Bernardo Gomes também atenta para outros cuidados a serem tomados durante a época festiva, mais propícia ao contágio.

“O autocuidado, nomeadamente, a questão do uso de máscara em espaços fechados e, sobretudo, com sintomas respiratórios, a questão da ventilação dos espaços, que é uma coisa fundamental”, sublinha o especialista em Saúde Pública, admitindo que “é expectável que, a seguir às festas, exista um aumento de casos, que basicamente está associado a essas trocas naturais de microrganismos”.

Mortalidade aumentou e gripe pode ser explicação

O agravamento do número de casos de gripe também coincidiu com o aumento da mortalidade na primeira semana de dezembro. De acordo com dados do Instituto Nacional de Saúde Ricardo Jorge, na semana de 1 a 7 de dezembro, Portugal registou um aumento de infeções respiratórias graves, sobretudo nos maiores de 65 anos, e excesso de mortalidade na região Norte em pessoas de 75 a 84 anos

Segundo o Boletim de vigilância epidemiológica da gripe e outros vírus respiratórios do INSA, nessa semana foram admitidos 97 casos de infeção respiratória aguda grave (SARI) nas Unidades Locais de Saúde (ULS) que reportaram dados para a vigilância SARI.

A Rede Portuguesa de Laboratórios para o Diagnóstico da Gripe e Outros Vírus Respiratórios detetou, nessa semana, 1.164 casos positivos para o vírus da gripe, dos quais 1.163 do tipo A e 1 do tipo B.

O INSA refere ainda que a propagação da gripe é maior entre as crianças, dos 5 aos 14 anos, mas o grupo em que a situação é mais crítica é o dos maiores de 65 anos.

Dados do portal de vigilância da mortalidade da Direção-Geral da Saúde indicam ainda que, entre 1 e 10 de dezembro, morreram 3692 pessoas, cerca de mais 600 face ao período homólogo.
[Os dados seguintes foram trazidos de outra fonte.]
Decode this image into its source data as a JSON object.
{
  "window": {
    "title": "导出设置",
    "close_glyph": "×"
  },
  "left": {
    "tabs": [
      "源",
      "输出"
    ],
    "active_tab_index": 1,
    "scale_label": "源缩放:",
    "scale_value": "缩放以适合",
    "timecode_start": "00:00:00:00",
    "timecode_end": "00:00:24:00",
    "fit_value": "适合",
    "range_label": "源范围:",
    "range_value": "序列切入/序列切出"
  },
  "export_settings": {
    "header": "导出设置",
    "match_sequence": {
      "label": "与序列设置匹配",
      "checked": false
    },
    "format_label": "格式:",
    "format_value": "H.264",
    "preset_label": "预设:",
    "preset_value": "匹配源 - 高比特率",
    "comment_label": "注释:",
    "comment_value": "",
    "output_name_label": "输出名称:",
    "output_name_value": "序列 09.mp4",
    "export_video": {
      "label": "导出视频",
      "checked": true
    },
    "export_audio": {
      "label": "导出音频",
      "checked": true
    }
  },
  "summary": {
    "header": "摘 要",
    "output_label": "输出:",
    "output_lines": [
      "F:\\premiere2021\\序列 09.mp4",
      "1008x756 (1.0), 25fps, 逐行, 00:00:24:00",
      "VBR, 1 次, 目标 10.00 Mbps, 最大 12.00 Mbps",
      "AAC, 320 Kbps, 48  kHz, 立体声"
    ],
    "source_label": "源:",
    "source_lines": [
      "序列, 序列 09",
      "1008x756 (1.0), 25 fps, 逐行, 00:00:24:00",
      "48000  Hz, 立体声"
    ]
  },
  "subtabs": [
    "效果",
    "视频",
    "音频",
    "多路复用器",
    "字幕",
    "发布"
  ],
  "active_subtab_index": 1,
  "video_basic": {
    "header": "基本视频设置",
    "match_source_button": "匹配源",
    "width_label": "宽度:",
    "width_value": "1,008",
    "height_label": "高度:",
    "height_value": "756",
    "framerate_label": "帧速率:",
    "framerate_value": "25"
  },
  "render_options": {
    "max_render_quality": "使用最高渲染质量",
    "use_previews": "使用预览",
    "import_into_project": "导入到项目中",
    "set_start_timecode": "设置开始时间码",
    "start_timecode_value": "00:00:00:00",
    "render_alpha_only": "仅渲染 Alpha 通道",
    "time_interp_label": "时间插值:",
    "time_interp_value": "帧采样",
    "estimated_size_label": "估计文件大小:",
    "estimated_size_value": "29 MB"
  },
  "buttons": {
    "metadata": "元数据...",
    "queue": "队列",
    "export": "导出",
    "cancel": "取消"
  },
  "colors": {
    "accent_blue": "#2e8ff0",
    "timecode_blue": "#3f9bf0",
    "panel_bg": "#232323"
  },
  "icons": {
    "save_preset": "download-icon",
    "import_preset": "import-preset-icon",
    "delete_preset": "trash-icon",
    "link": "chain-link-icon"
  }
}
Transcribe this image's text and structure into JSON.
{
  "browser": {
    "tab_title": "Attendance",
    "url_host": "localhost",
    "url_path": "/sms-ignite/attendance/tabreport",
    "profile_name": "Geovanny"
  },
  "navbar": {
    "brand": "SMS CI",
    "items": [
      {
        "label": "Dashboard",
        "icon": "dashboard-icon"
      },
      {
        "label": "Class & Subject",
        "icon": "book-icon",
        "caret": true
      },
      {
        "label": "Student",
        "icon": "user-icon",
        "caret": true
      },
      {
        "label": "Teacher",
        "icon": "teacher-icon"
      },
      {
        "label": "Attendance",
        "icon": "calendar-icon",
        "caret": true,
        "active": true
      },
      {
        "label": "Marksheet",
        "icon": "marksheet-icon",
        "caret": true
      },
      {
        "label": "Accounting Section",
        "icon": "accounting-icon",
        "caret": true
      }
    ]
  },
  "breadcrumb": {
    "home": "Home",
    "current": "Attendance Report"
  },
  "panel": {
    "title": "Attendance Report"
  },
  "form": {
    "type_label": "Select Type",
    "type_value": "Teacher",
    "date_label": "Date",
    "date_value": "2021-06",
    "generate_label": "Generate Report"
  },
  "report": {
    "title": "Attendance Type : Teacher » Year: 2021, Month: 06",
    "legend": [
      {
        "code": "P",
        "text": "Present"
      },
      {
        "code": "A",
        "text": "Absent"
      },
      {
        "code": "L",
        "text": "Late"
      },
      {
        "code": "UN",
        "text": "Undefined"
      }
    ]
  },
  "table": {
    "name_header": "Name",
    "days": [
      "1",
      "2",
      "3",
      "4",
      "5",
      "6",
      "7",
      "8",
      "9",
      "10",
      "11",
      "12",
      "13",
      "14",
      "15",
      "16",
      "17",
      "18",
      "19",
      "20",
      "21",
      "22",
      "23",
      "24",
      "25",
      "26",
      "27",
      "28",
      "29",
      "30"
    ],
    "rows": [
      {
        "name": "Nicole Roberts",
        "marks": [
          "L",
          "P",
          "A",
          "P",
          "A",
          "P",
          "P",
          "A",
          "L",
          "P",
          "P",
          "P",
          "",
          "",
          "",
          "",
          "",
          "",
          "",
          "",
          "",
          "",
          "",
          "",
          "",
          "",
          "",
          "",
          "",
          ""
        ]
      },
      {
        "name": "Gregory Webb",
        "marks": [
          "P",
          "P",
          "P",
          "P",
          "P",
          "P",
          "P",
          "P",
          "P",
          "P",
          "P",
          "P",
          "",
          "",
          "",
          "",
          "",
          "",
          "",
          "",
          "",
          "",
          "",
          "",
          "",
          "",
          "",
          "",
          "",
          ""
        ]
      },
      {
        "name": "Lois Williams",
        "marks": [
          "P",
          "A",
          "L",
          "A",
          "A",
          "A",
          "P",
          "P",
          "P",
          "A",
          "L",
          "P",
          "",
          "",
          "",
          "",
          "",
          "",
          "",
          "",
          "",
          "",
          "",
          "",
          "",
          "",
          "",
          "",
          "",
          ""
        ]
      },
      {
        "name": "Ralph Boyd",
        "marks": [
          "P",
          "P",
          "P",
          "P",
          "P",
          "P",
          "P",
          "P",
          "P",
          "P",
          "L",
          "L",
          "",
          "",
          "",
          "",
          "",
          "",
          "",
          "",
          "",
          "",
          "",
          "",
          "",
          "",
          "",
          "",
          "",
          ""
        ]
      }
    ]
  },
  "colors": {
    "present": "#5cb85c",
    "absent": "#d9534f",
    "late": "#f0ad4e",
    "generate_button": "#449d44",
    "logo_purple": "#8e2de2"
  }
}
Isto significa que a mortalidade registada foi cerca de 18% mais elevada do que no mesmo período de 2024. O número de mortes neste período supera mesmo os dados registados na última década, à exceção dos anos da pandemia de Covid-19.

O INSA refere que a mortalidade por todas as causas está em valores de acordo com o esperado em Portugal. Contudo, foram identificados excessos de mortalidade na semana em análise em Portugal Continental, na região Norte e no grupo etário de 75 a 84 anos.

A chegada antecipada da gripe é a explicação “mais provável” para esta mortalidade em excesso, admite Bernardo Gomes. “A questão do frio, que se fez sentir de forma bastante abrupta no início do mês de dezembro, que coincide também com o aumento da circulação do vírus da gripe, pode induzir maior severidade, nomeadamente em indivíduos mais vulneráveis”, justifica o médico de Saúde Pública à Euronews.